With the rocket pointing in the wrong direction, the Fregat engine firing propelled the Galileo satellites into an orbit with a perigee, or low point, below the targeted altitude and an apogee, or high point, above it.

Engineers blamed the mishap on a hydrazine fuel line that was routed next to a line carrying super-cold helium pressurant. Their proximity caused the hydrazine fuel line to freeze.

Artist's concept of a Galileo satellite in orbit. Credit: ESA-J. Huart
Artist’s concept of a Galileo satellite in orbit. Credit: ESA-J. Huart

The December Soyuz launch slot at the Guiana Space Center instead went to O3b Networks, which put four of its broadband communications satellites on the flight. The Soyuz rocket and Fregat upper stage successfully put the O3b spacecraft in the right orbit.

The European Commission, which manages the Galileo navigation program, announced Jan. 28 it would launch up to six Galileo satellites on three Soyuz rocket missions in 2015, beginning in late March.

Officials had the option of launching the next batch of Galileo satellites on an Ariane 5 rocket, which can haul up to four of the spacecraft in a single flight.
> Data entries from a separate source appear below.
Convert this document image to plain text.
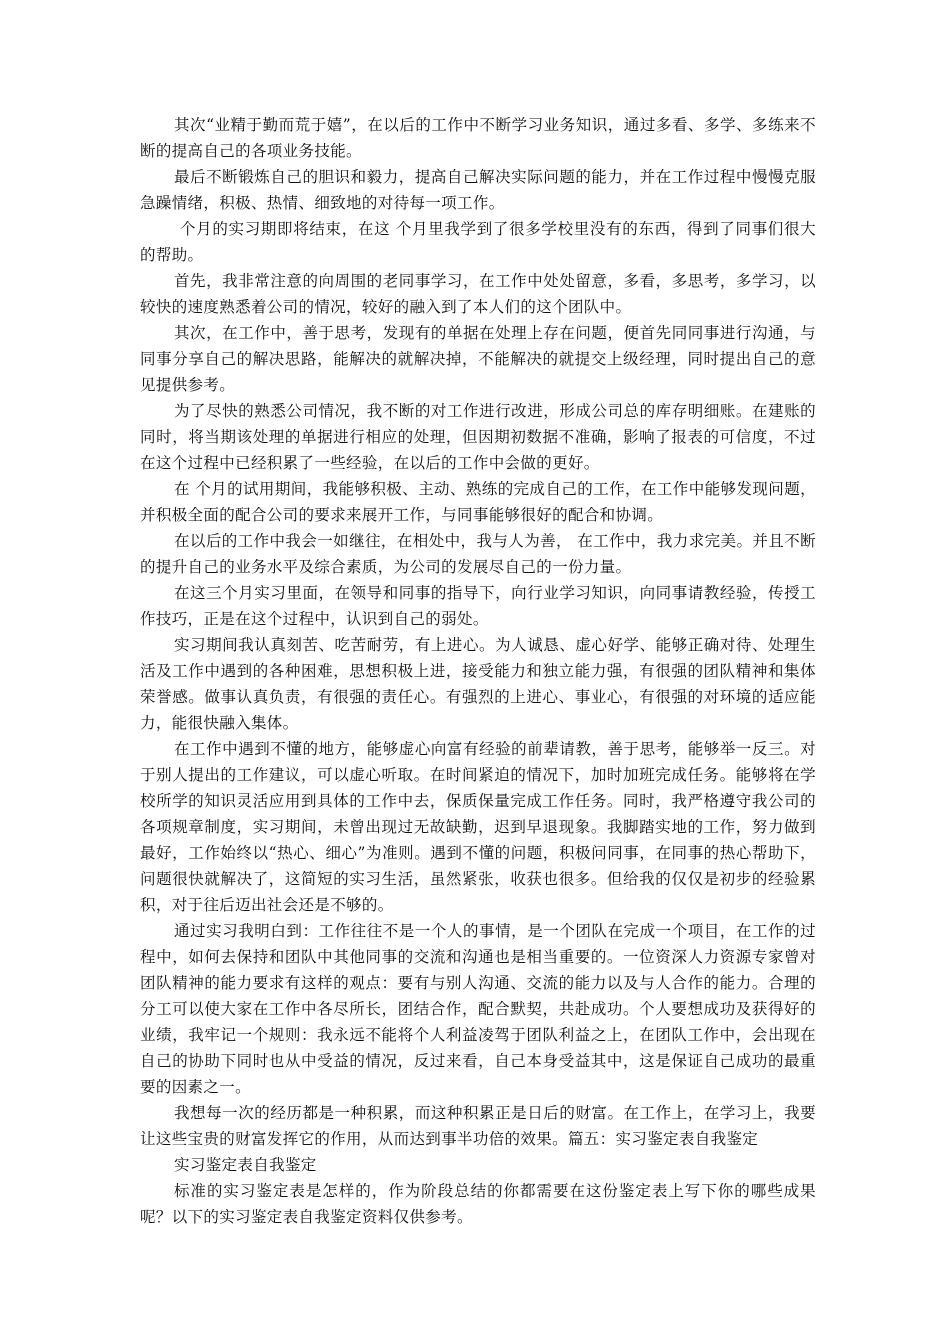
其次“业精于勤而荒于嬉”，在以后的工作中不断学习业务知识，通过多看、多学、多练来不断的提高自己的各项业务技能。

最后不断锻炼自己的胆识和毅力，提高自己解决实际问题的能力，并在工作过程中慢慢克服急躁情绪，积极、热情、细致地的对待每一项工作。

个月的实习期即将结束，在这 个月里我学到了很多学校里没有的东西，得到了同事们很大的帮助。

首先，我非常注意的向周围的老同事学习，在工作中处处留意，多看，多思考，多学习，以较快的速度熟悉着公司的情况，较好的融入到了本人们的这个团队中。

其次，在工作中，善于思考，发现有的单据在处理上存在问题，便首先同同事进行沟通，与同事分享自己的解决思路，能解决的就解决掉，不能解决的就提交上级经理，同时提出自己的意见提供参考。

为了尽快的熟悉公司情况，我不断的对工作进行改进，形成公司总的库存明细账。在建账的同时，将当期该处理的单据进行相应的处理，但因期初数据不准确，影响了报表的可信度，不过在这个过程中已经积累了一些经验，在以后的工作中会做的更好。

在 个月的试用期间，我能够积极、主动、熟练的完成自己的工作，在工作中能够发现问题，并积极全面的配合公司的要求来展开工作，与同事能够很好的配合和协调。

在以后的工作中我会一如继往，在相处中，我与人为善， 在工作中，我力求完美。并且不断的提升自己的业务水平及综合素质，为公司的发展尽自己的一份力量。

在这三个月实习里面，在领导和同事的指导下，向行业学习知识，向同事请教经验，传授工作技巧，正是在这个过程中，认识到自己的弱处。

实习期间我认真刻苦、吃苦耐劳，有上进心。为人诚恳、虚心好学、能够正确对待、处理生活及工作中遇到的各种困难，思想积极上进，接受能力和独立能力强，有很强的团队精神和集体荣誉感。做事认真负责，有很强的责任心。有强烈的上进心、事业心，有很强的对环境的适应能力，能很快融入集体。

在工作中遇到不懂的地方，能够虚心向富有经验的前辈请教，善于思考，能够举一反三。对于别人提出的工作建议，可以虚心听取。在时间紧迫的情况下，加时加班完成任务。能够将在学校所学的知识灵活应用到具体的工作中去，保质保量完成工作任务。同时，我严格遵守我公司的各项规章制度，实习期间，未曾出现过无故缺勤，迟到早退现象。我脚踏实地的工作，努力做到最好，工作始终以“热心、细心”为准则。遇到不懂的问题，积极问同事，在同事的热心帮助下，问题很快就解决了，这简短的实习生活，虽然紧张，收获也很多。但给我的仅仅是初步的经验累积，对于往后迈出社会还是不够的。

通过实习我明白到：工作往往不是一个人的事情，是一个团队在完成一个项目，在工作的过程中，如何去保持和团队中其他同事的交流和沟通也是相当重要的。一位资深人力资源专家曾对团队精神的能力要求有这样的观点：要有与别人沟通、交流的能力以及与人合作的能力。合理的分工可以使大家在工作中各尽所长，团结合作，配合默契，共赴成功。个人要想成功及获得好的业绩，我牢记一个规则：我永远不能将个人利益凌驾于团队利益之上，在团队工作中，会出现在自己的协助下同时也从中受益的情况，反过来看，自己本身受益其中，这是保证自己成功的最重要的因素之一。

我想每一次的经历都是一种积累，而这种积累正是日后的财富。在工作上，在学习上，我要让这些宝贵的财富发挥它的作用，从而达到事半功倍的效果。篇五：实习鉴定表自我鉴定

实习鉴定表自我鉴定

标准的实习鉴定表是怎样的，作为阶段总结的你都需要在这份鉴定表上写下你的哪些成果呢？以下的实习鉴定表自我鉴定资料仅供参考。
But Arianespace, which operates the Ariane 5 and Soyuz rockets in French Guiana, said it had openings for launches sooner on the Soyuz manifest.

The March 26 liftoff will be the 11th flight of a Soyuz rocket from French Guiana since the venerable Russian launcher began operating from the jungle spaceport in 2011. All three Soyuz launches planned from French Guiana this year will carry Galileo satellites.

The European Space Agency, which acts as a technical and contracting agent for the Galileo program, says ground controllers have repositioned one of the two satellites launched into the wrong orbit in August into a more circular path around Earth, allowing engineers to start testing of its navigation payload.

The orbit is still elliptical and does not match the circular orbit planned for the rest of the Galileo navigation satellites, but officials say the altitude adjustments after the August launch keep the spacecraft out of hazardous radiation belts and should allow the platform to be used with the rest of the Galileo fleet.

Similar maneuvers are planned for the second satellite launched in August.